It’s another early morning, 5.06. She walks down the stairs quietly, a slender silhouette in the pale blue of the early hours.
She flicks the switch on and the kitchen is bathed in orange light. She puts the kettle on, opens the cupboard on the right of the window and gets the big mug out. That’s the one she always uses. Similar gestures, day-in day out. Only the time varies. It depends on how little she sleeps. She’s been up early a lot lately. So many mornings in a row, creeping down the stairs, sometimes stopping midway to look outside the window. The view from that window is good, so few houses have windows halfway through their staircases. And then it’s the invariable routine; tea bag in, stir, tea bag out, sip whilst daydreaming, standing at the sink. And then she has eggs. Two fried eggs. Could this be bad for her? Eating fried eggs everyday isn’t healthy, she should stop it. Porridge is a better option.

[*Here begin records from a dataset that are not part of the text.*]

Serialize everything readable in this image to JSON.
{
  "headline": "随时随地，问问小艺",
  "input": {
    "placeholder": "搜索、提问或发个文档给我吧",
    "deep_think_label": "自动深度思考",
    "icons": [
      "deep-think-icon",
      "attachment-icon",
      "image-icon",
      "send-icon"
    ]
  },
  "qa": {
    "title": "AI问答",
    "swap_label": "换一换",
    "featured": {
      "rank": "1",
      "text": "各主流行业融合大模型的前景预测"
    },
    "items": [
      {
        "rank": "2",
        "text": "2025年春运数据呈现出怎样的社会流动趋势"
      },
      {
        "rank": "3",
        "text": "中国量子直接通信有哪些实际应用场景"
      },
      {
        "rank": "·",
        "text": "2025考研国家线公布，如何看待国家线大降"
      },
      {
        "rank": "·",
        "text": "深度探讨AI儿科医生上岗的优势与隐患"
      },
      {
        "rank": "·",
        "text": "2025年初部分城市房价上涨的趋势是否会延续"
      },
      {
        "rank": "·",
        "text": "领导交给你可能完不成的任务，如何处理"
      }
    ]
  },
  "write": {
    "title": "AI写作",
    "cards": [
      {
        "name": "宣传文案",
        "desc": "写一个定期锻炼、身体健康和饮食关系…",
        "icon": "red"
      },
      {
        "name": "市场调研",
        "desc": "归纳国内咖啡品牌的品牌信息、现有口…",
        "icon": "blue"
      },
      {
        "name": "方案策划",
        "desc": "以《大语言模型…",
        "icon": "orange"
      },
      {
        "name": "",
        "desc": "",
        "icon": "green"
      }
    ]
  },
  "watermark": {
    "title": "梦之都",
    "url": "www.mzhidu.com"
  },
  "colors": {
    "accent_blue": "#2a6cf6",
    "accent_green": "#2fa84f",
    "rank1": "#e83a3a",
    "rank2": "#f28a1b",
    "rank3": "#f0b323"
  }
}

She sits at the kitchen table and eats whilst going through the previous morning sketches. Hundreds and hundreds of sleepless mornings. Thousands and thousands of sketches. Then she reworks some, her head resting on her left hand, her body slightly curved, her face too close to the paper she draws on. Every so often she lifts the sheet of paper up, extends her arm away from her face, looks at it for a minute and puts it back down on the table. Occasionally, she crumples the paper and throws it on the kitchen floor. She has bad days. Everybody has bad days, days when nothing seems to work. One day she forgot about the eggs and the pan had caught on fire. This had been scary she could have really injured herself, or even die. She had grabbed the pan and hurled it in the sink, lifting her arms to protect her face from the splatter of burning oil and water. This is when he had come down, probably woken up by the smoke alarm he’d found her trying to turn off, standing up on a chair, her body stretched to the maximum in an attempt to reach the alarm’s reset button. He had pressed the button for her then hugged her tight, kissing the top of her head, his nose buried in the mane of untamed hair and had gone back upstairs, leaving her alone, still standing on her chair, still holding the tea towel she had used to get hold of the pan.
He’s never up early. He comes down at 7, invariably, makes a cup of coffee that he takes back upstairs with him. At weekends he sleeps late in the mornings, sometimes doesn’t make an appearance until midday. Then he turns up, his body stiff from so much sleep, his walk almost robotic, and sits, sipping at his coffee while she toasts some bread, puts the bacon in the oven. She’s too good to him. She deserves better. Someone to cherish her, be there for her all the time. Someone that never tires of her sight, someone that knows her inside out.
He always works so late, not getting home until 10 or 11. Sometimes, if he’s home early, they sit at the kitchen table and drink some beer and she shows him her drawings. She sticks them to the fridge with a magnet and comes behind him to explain what she’s been doing, she leans against him, her breast pressed against his back, her chin almost resting on his shoulder and her right hand pointing and gesticulating towards the drawing as she talks. And he nods, and nods. They don’t bother tidying on those nights, they just turn the lights off and walk up the stairs slowly, their bodies leaden by the late night and alcohol. She cleans the next day, tosses the empty cans in the recycling bin, wipes the table clean of pistachio shells and then she makes her tea, her eggs and goes back to her drawings.
They had a row the other day. One of those rows that makes you pace up and down whilst trying to make a point, one of those fights that make you gesticulate with frustration, arms flailing, hands gesturing, and tension, tension, emanating from every inch of your body. At one stage she had slammed the kitchen door behind her, using her whole upper body to draw it towards her with as much violence as possible. Then she had sat on a chair, her body so still suddenly. She had stayed there a long time, her arms around her knees, looking straight ahead until the darkness had surrounded her. He had reappeared later, held her tight in his arms, his lips on her head and they’d forgiven each other there and then on the kitchen table, forgetting to shut the blinds, oblivious of the world outside their window.
Another early morning, 5.32. She drinks her tea looking outside the window. She hasn’t had eggs in a couple of weeks. She makes toast instead, and eats big spoonfuls of blueberry jam straight from the jar while she waits by the toaster. Blueberry jam. She brought back two large pots the other day, they live on the windowsill, by the coffee pot and the cookie jar. This sudden change in her habits is unlike her.
The sudden realisation makes him step away from the window. Short of breath, he staggers backwards and slumps into a chair. At the window the telescope flops down, now pointing towards the mint in his herb garden, magnifying the bright green leaves, some of them chewed up by parasites, some of them just the frame of a leaf with nothing inside.